No es nuevo que quienes somos más jóvenes nos acerquemos al FA. En estos 50 años, miles de jóvenes han pasado y construído el FA desde sus primeros pasos. Jóvenes estudiantes y jóvenes trabajadores de la primera mitad del siglo XX que a la par de otras generaciones fueron tejiendo la unidad de las organizaciones del pueblo uruguayo. Jóvenes de algunas décadas posteriores que en plena escalada represiva parieron nuestro FA. Jóvenes que lo defendieron durante la última dictadura con un compromiso férreo más allá de todo lo que les tocó afrontar.
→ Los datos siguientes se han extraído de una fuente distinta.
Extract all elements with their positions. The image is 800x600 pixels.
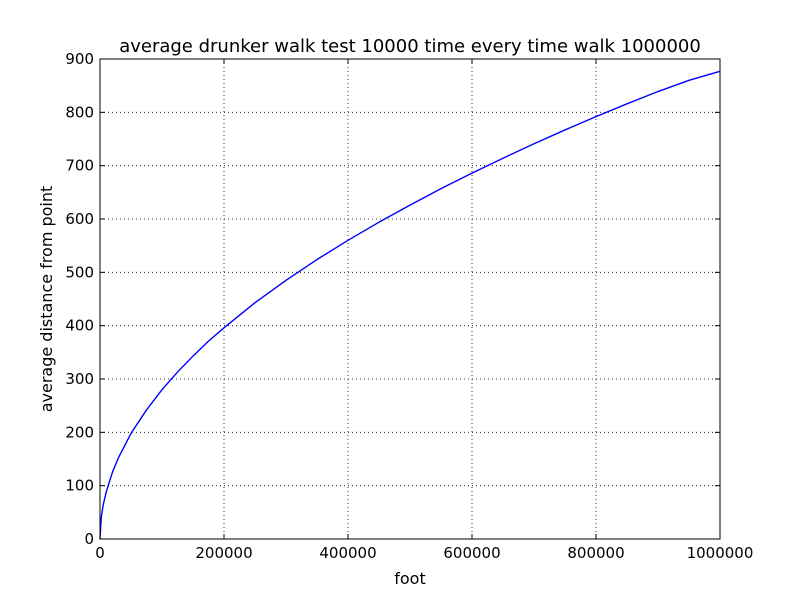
series-line — [99, 70, 721, 540]
y-tick-label: 100 — [65, 477, 94, 495]
plot-frame — [99, 58, 721, 540]
y-tick-label: 700 — [65, 157, 94, 175]
series-layer — [99, 70, 721, 540]
x-axis-label: foot — [394, 569, 425, 588]
y-tick-label: 600 — [65, 210, 94, 228]
x-tick-label: 200000 — [195, 544, 252, 562]
y-tick-label: 200 — [65, 423, 94, 441]
x-tick-label: 0 — [95, 544, 105, 562]
axis-ticks: 0 200000 400000 600000 800000 1000000 0 100 200 3… — [65, 50, 753, 562]
x-tick-label: 400000 — [319, 544, 376, 562]
x-tick-label: 600000 — [443, 544, 500, 562]
y-tick-label: 400 — [65, 317, 94, 335]
y-tick-label: 500 — [65, 263, 94, 281]
x-tick-label: 1000000 — [687, 544, 754, 562]
chart-title: average drunker walk test 10000 time eve… — [119, 36, 701, 57]
y-tick-label: 300 — [65, 370, 94, 388]
y-tick-label: 0 — [84, 530, 94, 548]
grid-lines — [100, 59, 720, 539]
x-tick-label: 800000 — [567, 544, 624, 562]
y-tick-label: 900 — [65, 50, 94, 68]
y-axis-label: average distance from point — [37, 186, 56, 413]
y-tick-label: 800 — [65, 103, 94, 121]
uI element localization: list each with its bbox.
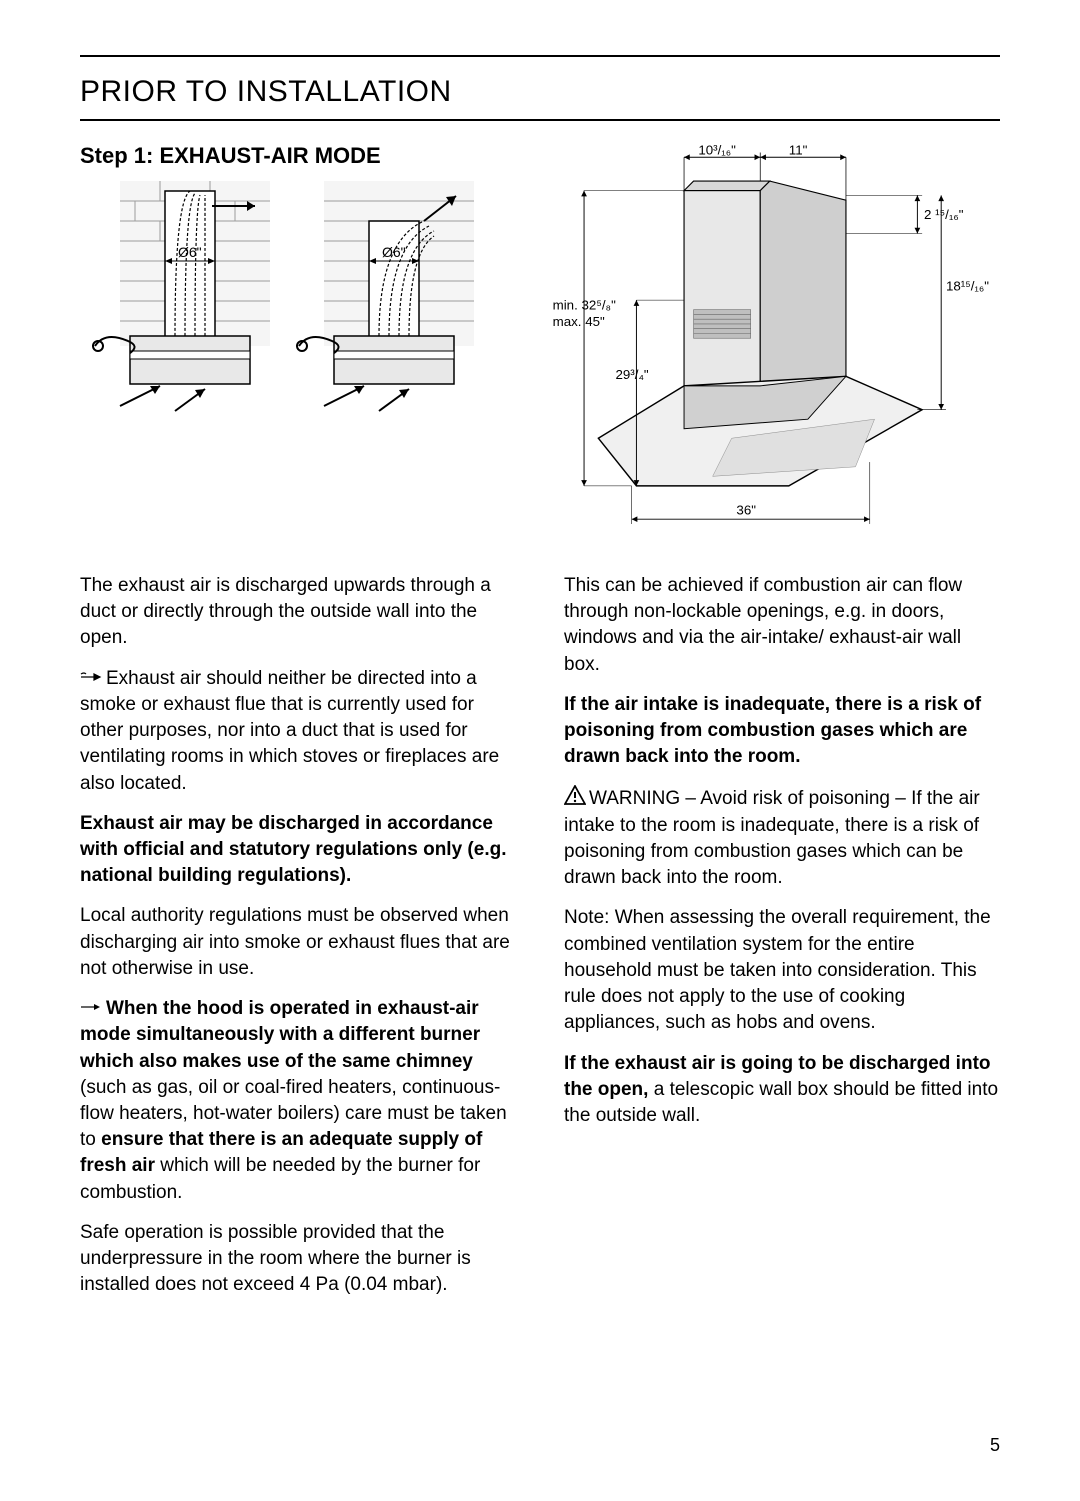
warning-icon bbox=[564, 785, 586, 813]
rc-p3: WARNING – Avoid risk of poisoning – If t… bbox=[564, 785, 1000, 892]
rc-p2: If the air intake is inadequate, there i… bbox=[564, 692, 1000, 771]
lc-p5: When the hood is operated in exhaust-air… bbox=[80, 996, 516, 1206]
diagram-duct-wall: Ø6" bbox=[284, 181, 474, 416]
dim-max: max. 45" bbox=[553, 314, 605, 329]
lc-p2: Exhaust air should neither be directed i… bbox=[80, 666, 516, 797]
dim-top-left: 10³/₁₆" bbox=[698, 143, 736, 157]
right-column: This can be achieved if combustion air c… bbox=[564, 573, 1000, 1312]
left-column: The exhaust air is discharged upwards th… bbox=[80, 573, 516, 1312]
duct-dia-1: Ø6" bbox=[178, 244, 202, 260]
lc-p1: The exhaust air is discharged upwards th… bbox=[80, 573, 516, 652]
top-rule bbox=[80, 55, 1000, 57]
section-title: PRIOR TO INSTALLATION bbox=[80, 75, 1000, 109]
dim-right-lower: 18¹⁵/₁₆" bbox=[946, 279, 989, 294]
pointer-icon bbox=[80, 666, 102, 692]
dim-bottom: 36" bbox=[736, 502, 756, 517]
rc-p5: If the exhaust air is going to be discha… bbox=[564, 1051, 1000, 1130]
under-rule bbox=[80, 119, 1000, 121]
page-number: 5 bbox=[990, 1435, 1000, 1456]
rc-p1: This can be achieved if combustion air c… bbox=[564, 573, 1000, 678]
step-title: Step 1: EXHAUST-AIR MODE bbox=[80, 143, 510, 169]
duct-dia-2: Ø6" bbox=[382, 244, 406, 260]
lc-p4: Local authority regulations must be obse… bbox=[80, 903, 516, 982]
dim-mid: 29³/₄" bbox=[615, 367, 648, 382]
lc-p6: Safe operation is possible provided that… bbox=[80, 1220, 516, 1299]
lc-p3: Exhaust air may be discharged in accorda… bbox=[80, 811, 516, 890]
exhaust-mode-diagrams: Ø6" bbox=[80, 181, 510, 416]
diagram-duct-up: Ø6" bbox=[80, 181, 270, 416]
rc-p4: Note: When assessing the overall require… bbox=[564, 905, 1000, 1036]
dimension-diagram: 10³/₁₆" 11" bbox=[530, 143, 1000, 543]
dim-min: min. 32⁵/₈" bbox=[553, 298, 616, 313]
pointer-icon bbox=[80, 996, 102, 1022]
dim-right-upper: 2 ¹⁵/₁₆" bbox=[924, 207, 964, 222]
dim-top-right: 11" bbox=[789, 143, 808, 157]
Y hoy, seguimos estando, y tocan nuevos desafíos.
La militancia no permite ensayar experimentos como si la vida fuese un laboratorio. Por el contrario, nos impulsa a probar haciendo, a unir y desunir andando, lo cual requiere varios ejercicios permanentes, para todas y todos quienes integramos el FA. Entre ellos, ser conscientes de que por lo general no hay que salir a reinventar la rueda, sino saber pararnos en la acumulación colectiva que nos antecede, renovando sí todo lo que deba ser renovado.
Y muchas y muchos jóvenes, a 50 años de creación del FA, entendemos que la renovación no pasa por desmontarlo todo. Pasa por volver a dar fuerza -o seguir dando fuerza- a nuestra propia esencia. Ser coalición y movimiento, más que nunca. Estructuralmente, nuestras bases, la participación de la ciudadanía organizada desde sus lugares cotidianos, es lo que más nos distingue del esquema de cualquier otro partido político. Es la materialización de ver la necesidad de que muchas y muchos sean protagonistas de las transformaciones que desde el FA se impulsen, no como espectadores o meros votantes. La acción política permanente, porque nuestro FA no es, y nunca se planteó ser, un simple dispositivo electoral, sino contribuir a la formación de conciencia, a la organización, asumiendo que los cambios profundos no vendrán únicamente de cambios en el ejercicio del gobierno.
Sin ánimos de idealizar nada, veía la necesidad de colocar que en un escenario en que parece que todo se va al diablo, hay historia y sobre todo, hay futuro.

(*) Militante del Comité de Base Cuaró, de la Coordinadora D, Montevideo y de Jóvenes FA.